Abgesehen von der Sechser-Schrittfolge ist das charakteristischste und wichtigste beim Walzer die Drehung. „Gut getanzt ist ein Walzer dann, wenn die in den Raum gerichtete Rotation genützt wird. Das heißt, ein Paar führt keine Auf- Ab-Bewegung aus, sondern strebt drehend in den Raum hinaus“, erklärt Gunhild Oberzaucher-Schüller, die ehemalige Leiterin der Derra de Moroda Dance Archives der Universität Salzburg.

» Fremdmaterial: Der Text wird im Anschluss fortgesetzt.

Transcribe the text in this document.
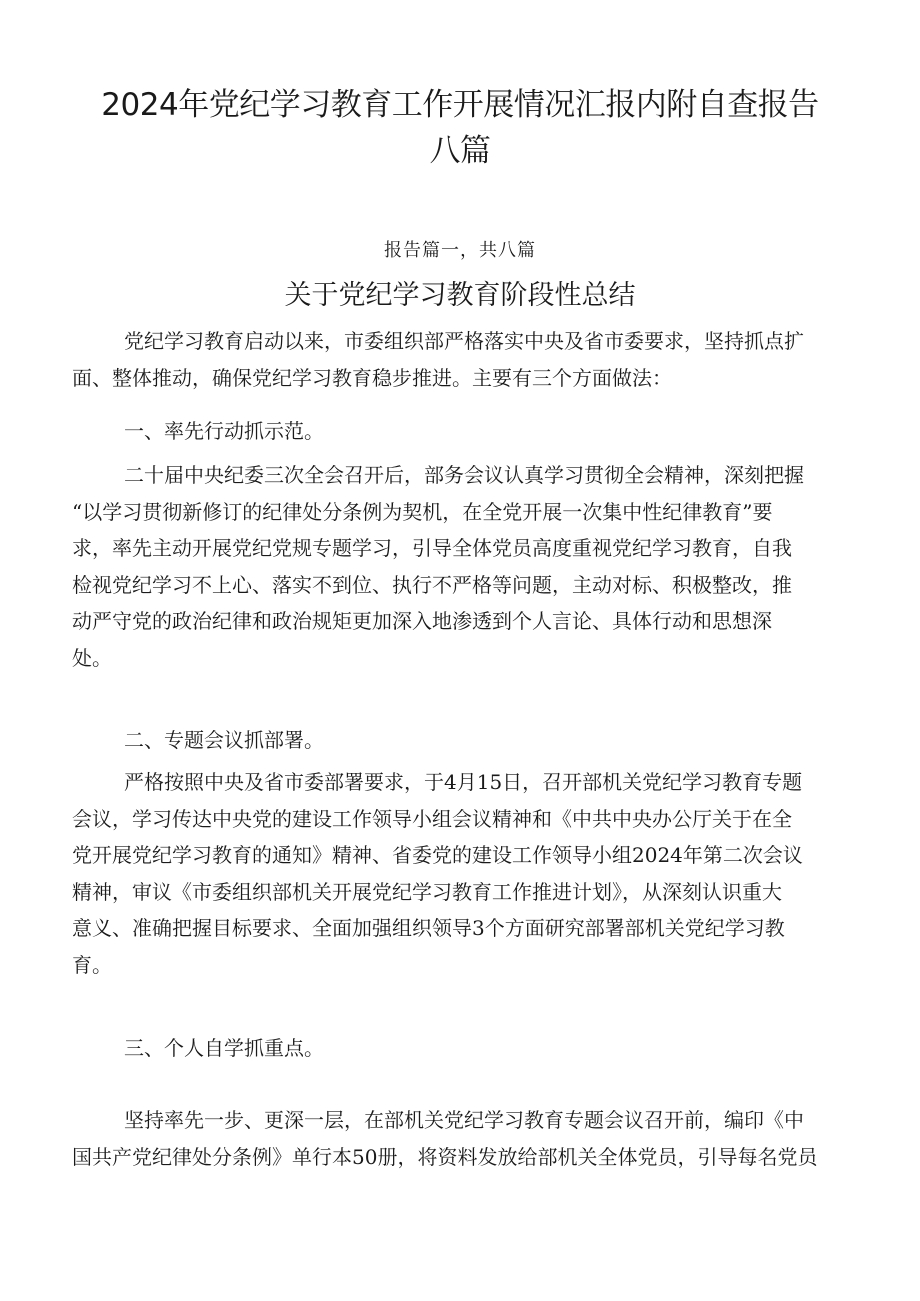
2024年党纪学习教育工作开展情况汇报内附自查报告
八篇
报告篇一，共八篇
关于党纪学习教育阶段性总结

党纪学习教育启动以来，市委组织部严格落实中央及省市委要求，坚持抓点扩
面、整体推动，确保党纪学习教育稳步推进。主要有三个方面做法：

一、率先行动抓示范。

二十届中央纪委三次全会召开后，部务会议认真学习贯彻全会精神，深刻把握
“以学习贯彻新修订的纪律处分条例为契机，在全党开展一次集中性纪律教育”要
求，率先主动开展党纪党规专题学习，引导全体党员高度重视党纪学习教育，自我
检视党纪学习不上心、落实不到位、执行不严格等问题，主动对标、积极整改，推
动严守党的政治纪律和政治规矩更加深入地渗透到个人言论、具体行动和思想深
处。

二、专题会议抓部署。

严格按照中央及省市委部署要求，于4月15日，召开部机关党纪学习教育专题
会议，学习传达中央党的建设工作领导小组会议精神和《中共中央办公厅关于在全
党开展党纪学习教育的通知》精神、省委党的建设工作领导小组2024年第二次会议
精神，审议《市委组织部机关开展党纪学习教育工作推进计划》，从深刻认识重大
意义、准确把握目标要求、全面加强组织领导3个方面研究部署部机关党纪学习教
育。

三、个人自学抓重点。

坚持率先一步、更深一层，在部机关党纪学习教育专题会议召开前，编印《中
国共产党纪律处分条例》单行本50册，将资料发放给部机关全体党员，引导每名党员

Der Dreivierteltakt eignet sich dafür besonders gut, wie Mozarteum-Professor Nußbaumer sagt: „Was den Dreivierteltakt meiner Meinung nach beim Tanzen auszeichnet, ist die regelmäßige Verlagerung des Gewichtes von rechts nach links. Das erzeugt einen gewissen Schwung, ein außerordentliches Gefühl.“ Bei wem die Sechser-Schrittfolge anstatt der perfekten Drehung eher eine Beinverknotung hervorruft, kann laut Nußbaumer auch einfach den sogenannten Fleckerlwalzer mimen, der aus einem Drehschritt nach vorne und einem nach hinten besteht. Und allen, die ihre Walzerschritte bis zum nächsten Ball noch etwas aufpolieren wollen, hilft einem dieses 2-Minuten-Tutorial zum Tanzerfolg. Ansonsten kann man beim Walzer nur raten: Am Ball bleiben!